Three strikes

There is no doubt many New Zealanders will take comfort in the passing into law last week of the Sentencing and Parole Reform Bill. And if indeed the controversial Act New Zealand three strikes legislation enjoys such a popular mandate, that is understandable.

Crime, especially violent crime, is a slur on society, a source of primal fear and unease and, periodically, the cause of crippling grief, loss and financial hardship for innocent individuals and families.

As they have grappled with the complexities of crime and punishment, politicians have always understood its potency as a lightning rod.

National campaigned in 2008 on getting tougher on crime, and Act NZ, more specifically, put forward this law as part of its confidence and supply requirements.

Many politicians also know, having sat through select committees, listened to expert submissions and sifted through mountains of evidence, that the innate urge for punishment and retribution, often expressed in the popular call for harsher penalties and longer sentences, carries with it problematic baggage.

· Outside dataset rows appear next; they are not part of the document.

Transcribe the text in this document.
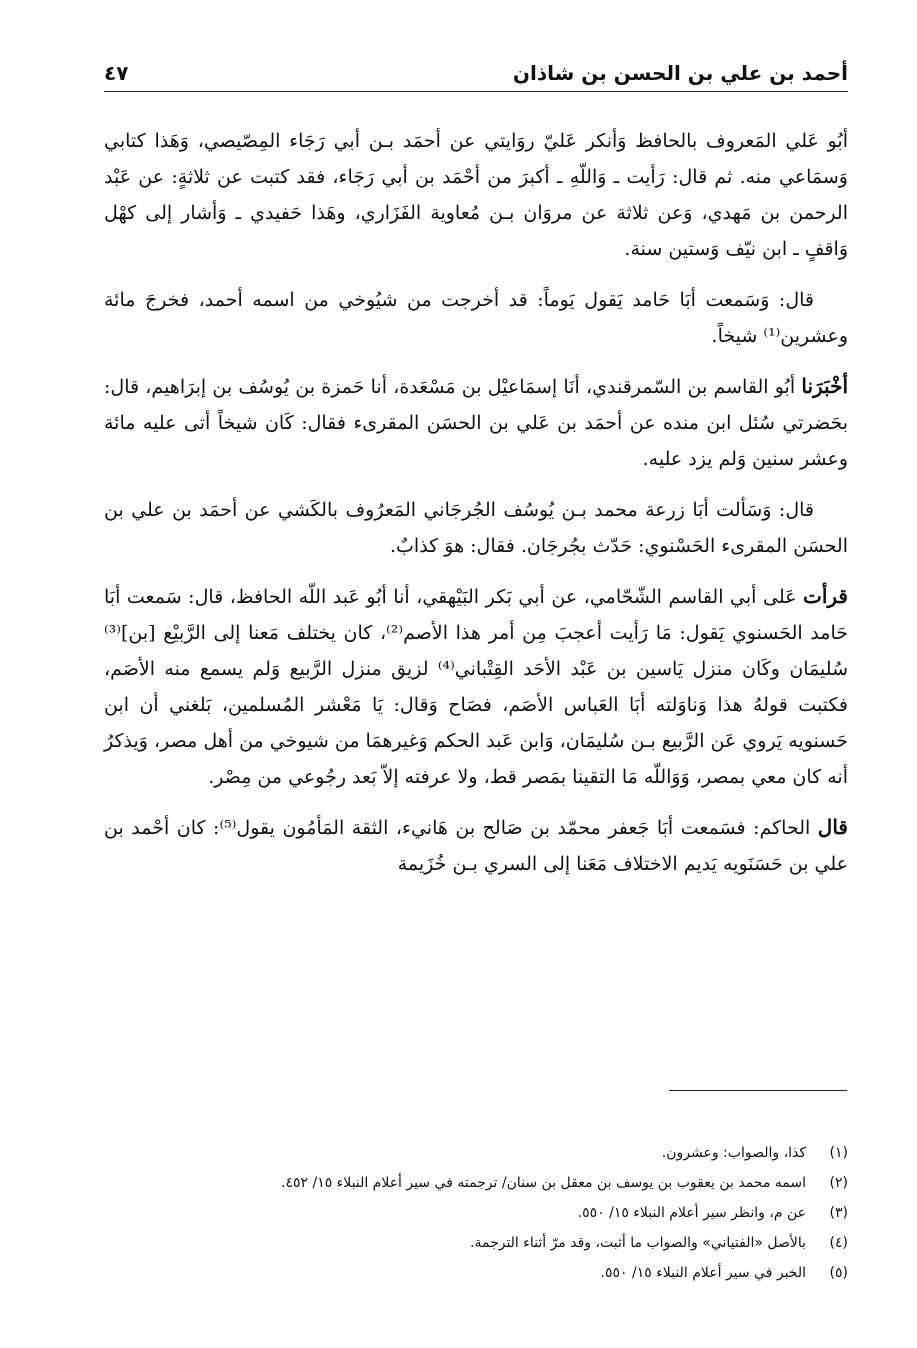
أحمد بن علي بن الحسن بن شاذان
٤٧

أبُو عَلي المَعروف بالحافظ وَأنكر عَليّ روَايتي عن أحمَد بـن أبي رَجَاء المِصّيصي، وَهَذا كتابي وَسمَاعي منه. ثم قال: رَأيت ـ وَاللّهِ ـ أكبرَ من أحْمَد بن أبي رَجَاء، فقد كتبت عن ثلاثةٍ: عن عَبْد الرحمن بن مَهدي، وَعن ثلاثة عن مروَان بـن مُعاوية الفَزَاري، وهَذا حَفيدي ـ وَأشار إلى كهْل وَاقفٍ ـ ابن نيّف وَستين سنة.

قال: وَسَمعت أبَا حَامد يَقول يَوماً: قد أخرجت من شيُوخي من اسمه أحمد، فخرجَ مائة وعشرين⁽¹⁾ شيخاً.

أخْبَرَنا أبُو القاسم بن السّمرقندي، أنَا إسمَاعيْل بن مَسْعَدة، أنا حَمزة بن يُوسُف بن إبرَاهيم، قال: بحَضرتي سُئل ابن منده عن أحمَد بن عَلي بن الحسَن المقرىء فقال: كَان شيخاً أتى عليه مائة وعشر سنين وَلم يزد عليه.

قال: وَسَألت أبَا زرعة محمد بـن يُوسُف الجُرجَاني المَعرُوف بالكَشي عن أحمَد بن علي بن الحسَن المقرىء الحَسْنوي: حَدّث بجُرجَان. فقال: هوَ كذابٌ.

قرأت عَلى أبي القاسم الشّحّامي، عن أبي بَكر البَيْهقي، أنا أبُو عَبد اللّه الحافظ، قال: سَمعت أبَا حَامد الحَسنوي يَقول: مَا رَأيت أعجبَ مِن أمر هذا الأصم⁽²⁾، كان يختلف مَعنا إلى الرَّبيْع [بن]⁽³⁾ سُليمَان وكَان منزل يَاسين بن عَبْد الأحَد القِتْباني⁽⁴⁾ لزيق منزل الرَّبيع وَلم يسمع منه الأصَم، فكتبت قولهُ هذا وَناوَلته أبَا العَباس الأصَم، فصَاح وَقال: يَا مَعْشر المُسلمين، بَلغني أن ابن حَسنويه يَروي عَن الرَّبيع بـن سُليمَان، وَابن عَبد الحكم وَغيرهمَا من شيوخي من أهل مصر، وَيذكرُ أنه كان معي بمصر، وَوَاللّه مَا التقينا بمَصر قط، ولا عرفته إلاّ بَعد رجُوعي من مِصْر.

قال الحاكم: فسَمعت أبَا جَعفر محمّد بن صَالح بن هَانيء، الثقة المَأمُون يقول⁽⁵⁾: كان أحْمد بن علي بن حَسَنَويه يَديم الاختلاف مَعَنا إلى السري بـن خُزَيمة

(١)
كذا، والصواب: وعشرون.
(٢)
اسمه محمد بن يعقوب بن يوسف بن معقل بن سنان/ ترجمته في سير أعلام النبلاء ١٥/ ٤٥٢.
(٣)
عن م، وانظر سير أعلام النبلاء ١٥/ ٥٥٠.
(٤)
بالأصل «الفتياني» والصواب ما أثبت، وقد مرّ أثناء الترجمة.
(٥)
الخبر في سير أعلام النبلاء ١٥/ ٥٥٠.
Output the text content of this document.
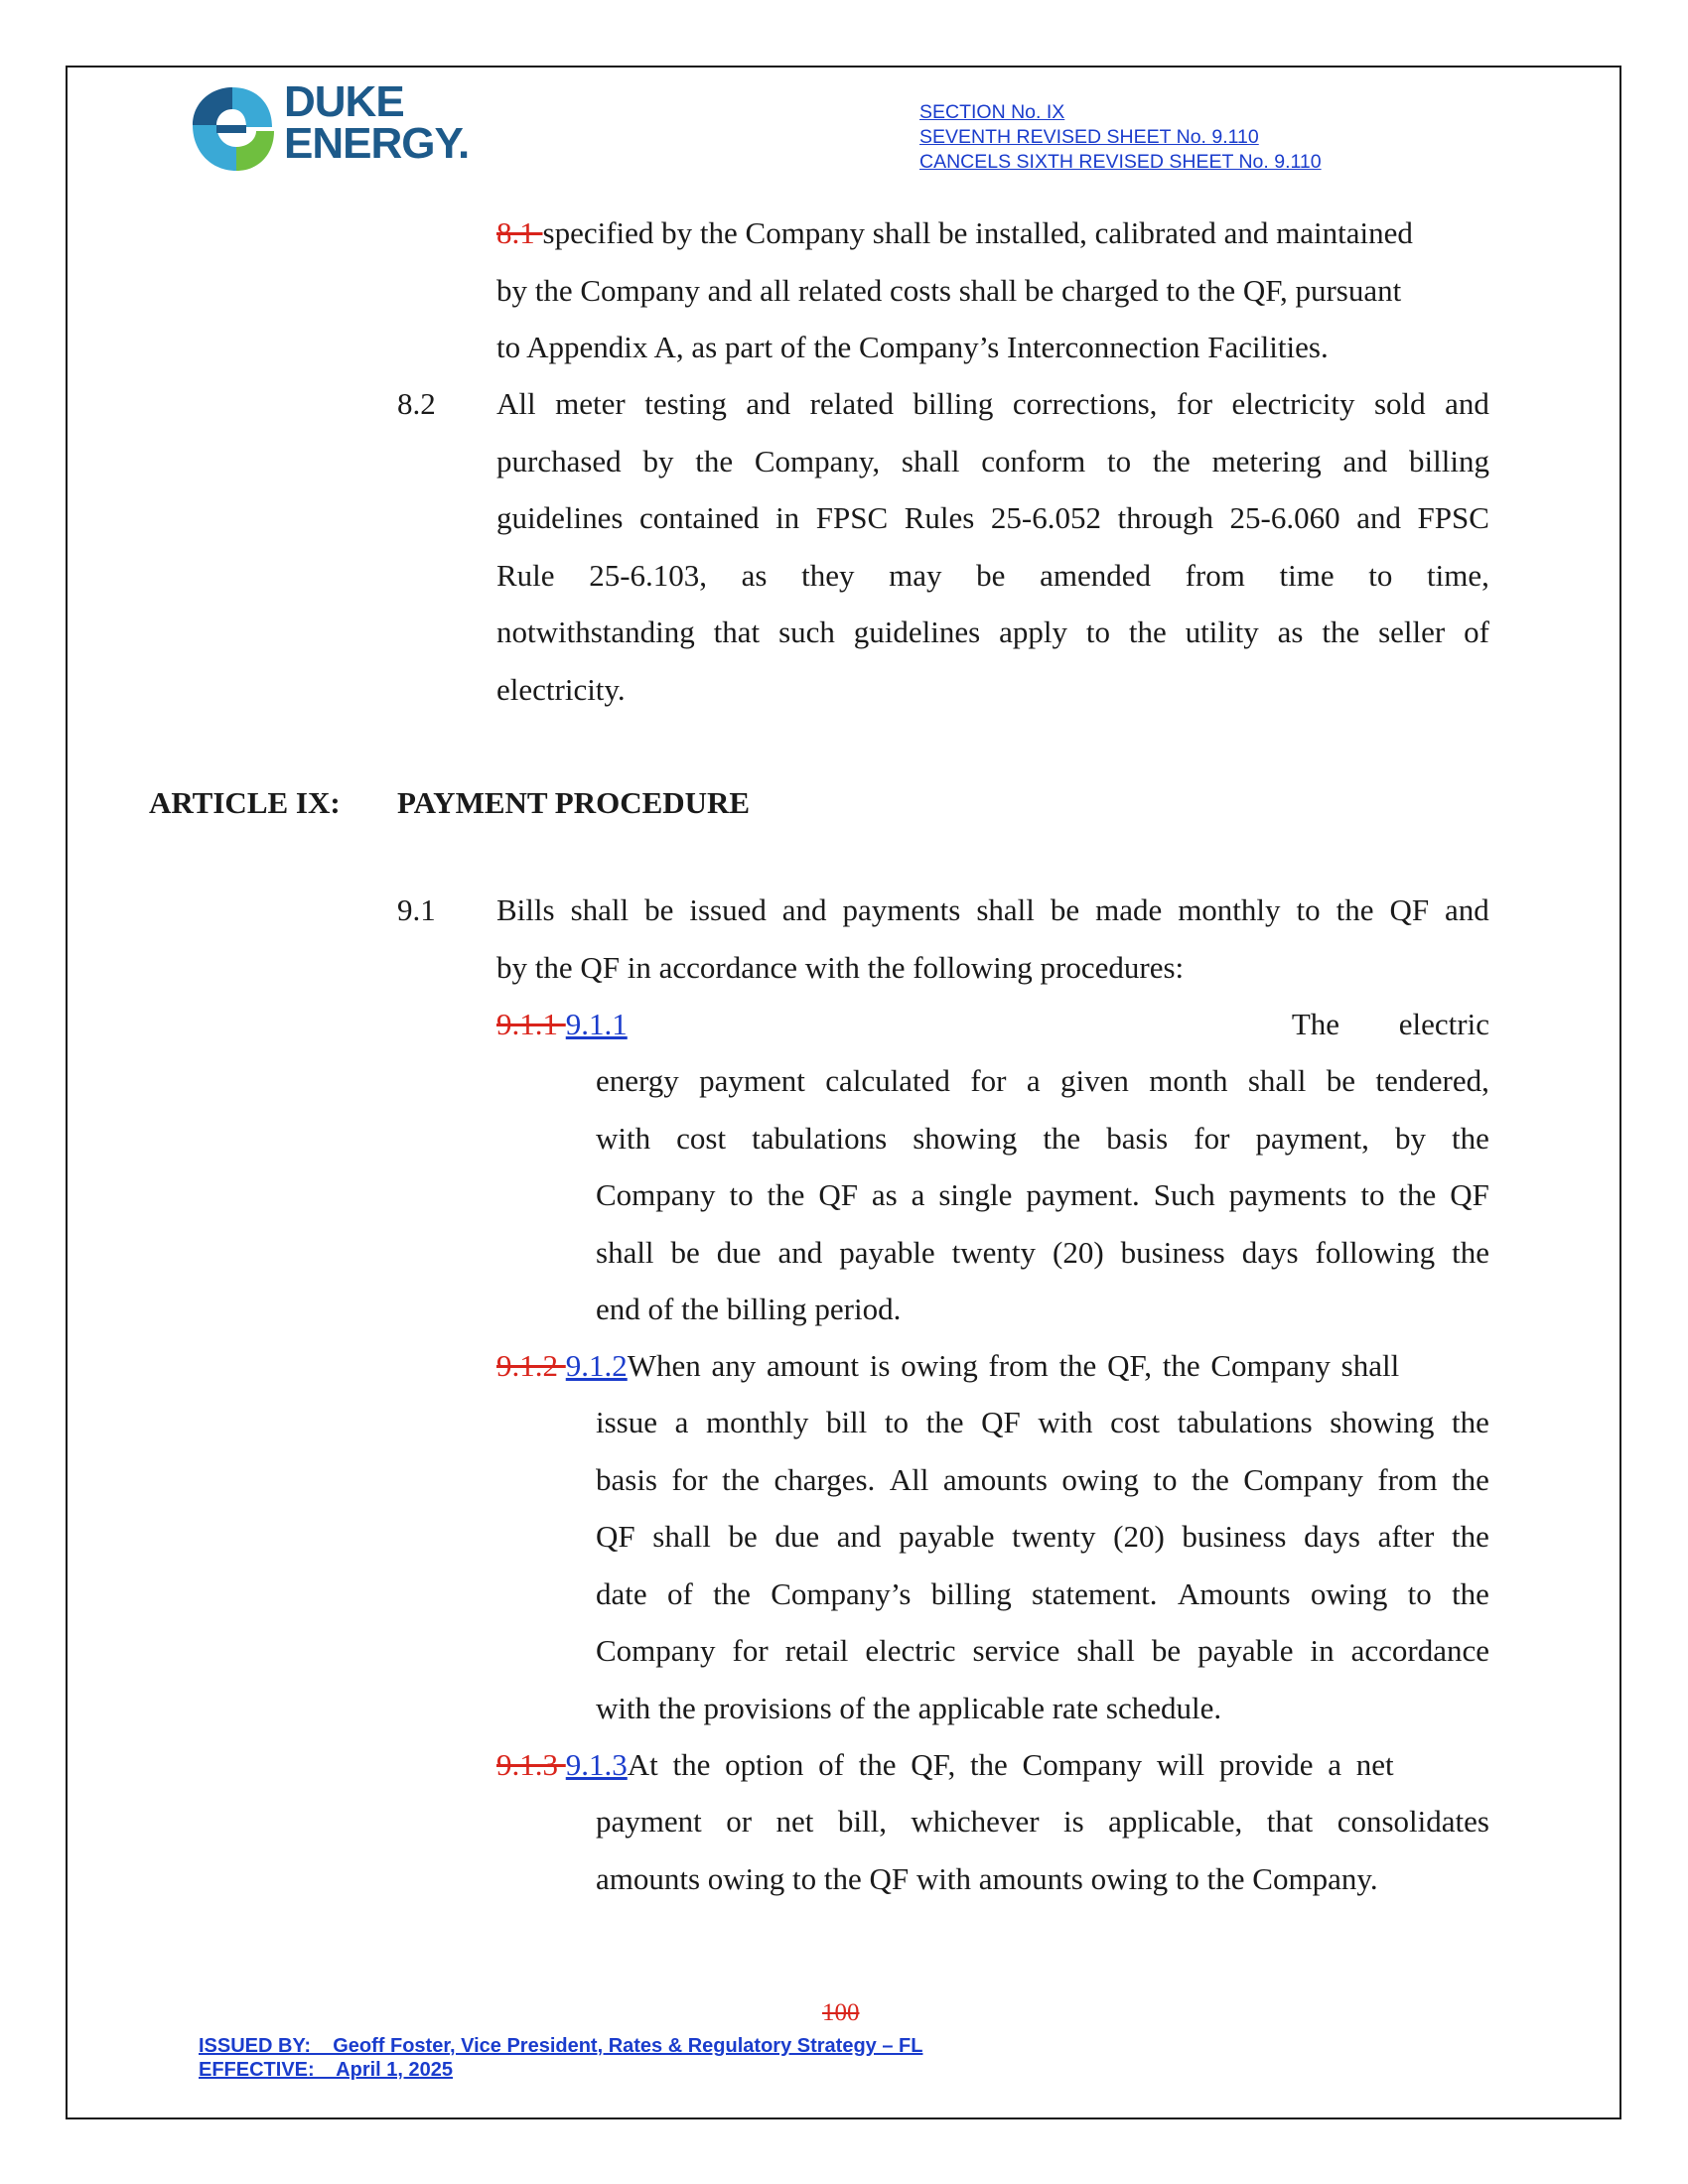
DUKE
ENERGY.
SECTION No. IX
SEVENTH REVISED SHEET No. 9.110
CANCELS SIXTH REVISED SHEET No. 9.110
8.1 specified by the Company shall be installed, calibrated and maintained
by the Company and all related costs shall be charged to the QF, pursuant
to Appendix A, as part of the Company’s Interconnection Facilities.
8.2 All meter testing and related billing corrections, for electricity sold and
purchased by the Company, shall conform to the metering and billing
guidelines contained in FPSC Rules 25-6.052 through 25-6.060 and FPSC
Rule 25-6.103, as they may be amended from time to time,
notwithstanding that such guidelines apply to the utility as the seller of
electricity.
ARTICLE IX: PAYMENT PROCEDURE
9.1 Bills shall be issued and payments shall be made monthly to the QF and
by the QF in accordance with the following procedures:
9.1.1 9.1.1	The electric
energy payment calculated for a given month shall be tendered,
with cost tabulations showing the basis for payment, by the
Company to the QF as a single payment. Such payments to the QF
shall be due and payable twenty (20) business days following the
end of the billing period.
9.1.2 9.1.2When any amount is owing from the QF, the Company shall
issue a monthly bill to the QF with cost tabulations showing the
basis for the charges. All amounts owing to the Company from the
QF shall be due and payable twenty (20) business days after the
date of the Company’s billing statement. Amounts owing to the
Company for retail electric service shall be payable in accordance
with the provisions of the applicable rate schedule.
9.1.3 9.1.3At the option of the QF, the Company will provide a net
payment or net bill, whichever is applicable, that consolidates
amounts owing to the QF with amounts owing to the Company.
100
ISSUED BY:    Geoff Foster, Vice President, Rates & Regulatory Strategy – FL
EFFECTIVE:    April 1, 2025
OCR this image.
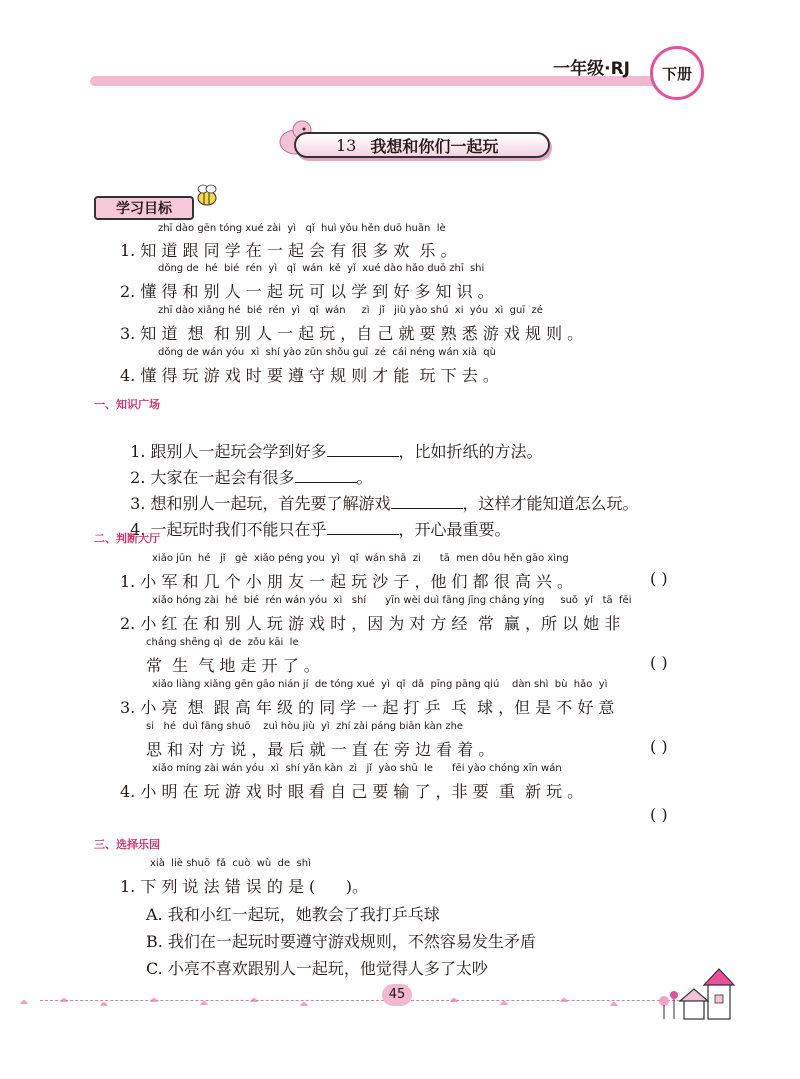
一年级·RJ	下册
13 我想和你们一起玩
学习目标
zhī dào gēn tóng xué zài  yì   qǐ  huì yǒu hěn duō huān  lè
1. 知 道 跟 同 学 在 一 起 会 有 很 多 欢  乐 。
dǒng de  hé  bié  rén  yì   qǐ  wán  kě  yǐ  xué dào hǎo duō zhī  shi
2. 懂 得 和 别 人 一 起 玩 可 以 学 到 好 多 知 识 。
zhī dào xiǎng hé  bié  rén  yì   qǐ  wán     zì   jǐ   jiù yào shú  xi  yóu  xì  guī  zé
3. 知 道  想  和 别 人 一 起 玩 ，自 己 就 要 熟 悉 游 戏 规 则 。
dǒng de wán yóu  xì  shí yào zūn shǒu guī  zé  cái néng wán xià  qù
4. 懂 得 玩 游 戏 时 要 遵 守 规 则 才 能  玩 下 去 。
一、知识广场

1. 跟别人一起玩会学到好多	，比如折纸的方法。

2. 大家在一起会有很多	。

3. 想和别人一起玩，首先要了解游戏	，这样才能知道怎么玩。

4. 一起玩时我们不能只在乎	，开心最重要。

二、判断大厅
xiǎo jūn  hé   jǐ   gè  xiǎo péng you  yì   qǐ  wán shā  zi      tā  men dōu hěn gāo xìng
1. 小 军 和 几 个 小 朋 友 一 起 玩 沙 子 ，他 们 都 很 高 兴 。	( )
xiǎo hóng zài  hé  bié  rén wán yóu  xì   shí      yīn wèi duì fāng jīng cháng yíng     suǒ  yǐ   tā  fēi
2. 小 红 在 和 别 人 玩 游 戏 时 ，因 为 对 方 经  常  赢 ，所 以 她 非
cháng shēng qì  de  zǒu kāi  le
常  生  气 地 走 开 了 。	( )
xiǎo liàng xiǎng gēn gāo nián jí  de tóng xué  yì  qǐ  dǎ  pīng pāng qiú    dàn shì  bù  hǎo  yì
3. 小 亮  想  跟 高 年 级 的 同 学 一 起 打 乒  乓  球 ，但 是 不 好 意
si   hé  duì fāng shuō    zuì hòu jiù  yì  zhí zài páng biān kàn zhe
思 和 对 方 说 ，最 后 就 一 直 在 旁 边 看 着 。	( )
xiǎo míng zài wán yóu  xì  shí yǎn kàn  zì   jǐ  yào shū  le      fēi yào chóng xīn wán
4. 小 明 在 玩 游 戏 时 眼 看 自 己 要 输 了 ，非 要  重  新 玩 。
( )
三、选择乐园
xià  liè shuō  fǎ  cuò  wù  de  shì
1. 下 列 说 法 错 误 的 是 (      )。
A. 我和小红一起玩，她教会了我打乒乓球
B. 我们在一起玩时要遵守游戏规则，不然容易发生矛盾
C. 小亮不喜欢跟别人一起玩，他觉得人多了太吵
45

That is to say, while all agree it is right and proper to be tough on violent crime, that there is a retributive element to any punishment, that there are some recidivist criminals who will never respond to attempts at rehabilitation, the problem is not quite as simple as this law might seem to propose.

Its passage into legislation raises legitimate and fundamental questions: Is it good law? Will it make a difference?

The three strikes law will see first-time offenders sentenced and eligible for parole under the standard rules; at a second conviction, sentencing would observe the normal criteria, but with the jail term served without parole unless such a sentence were manifestly unjust.

A third conviction would automatically invoke the maximum sentence with no possibility of parole, again unless it was manifestly unjust.

The 40 offences in the schedule include serious violence, rape and other sexual offending, manslaughter and murder. The law does have a certain common sense appeal. How many chances does a violent criminal, wreaking havoc and distress on society and its citizens, warrant?

But in as much as it will sentence repeat offenders almost by rote, without distinction as to the particularities of their crimes, the circumstances under which they were committed, or the psychopathology of the individual offender, in many cases it will in fact deny the application of common sense - that which judges, with due regard for the law, are employed to deliver on behalf of the people.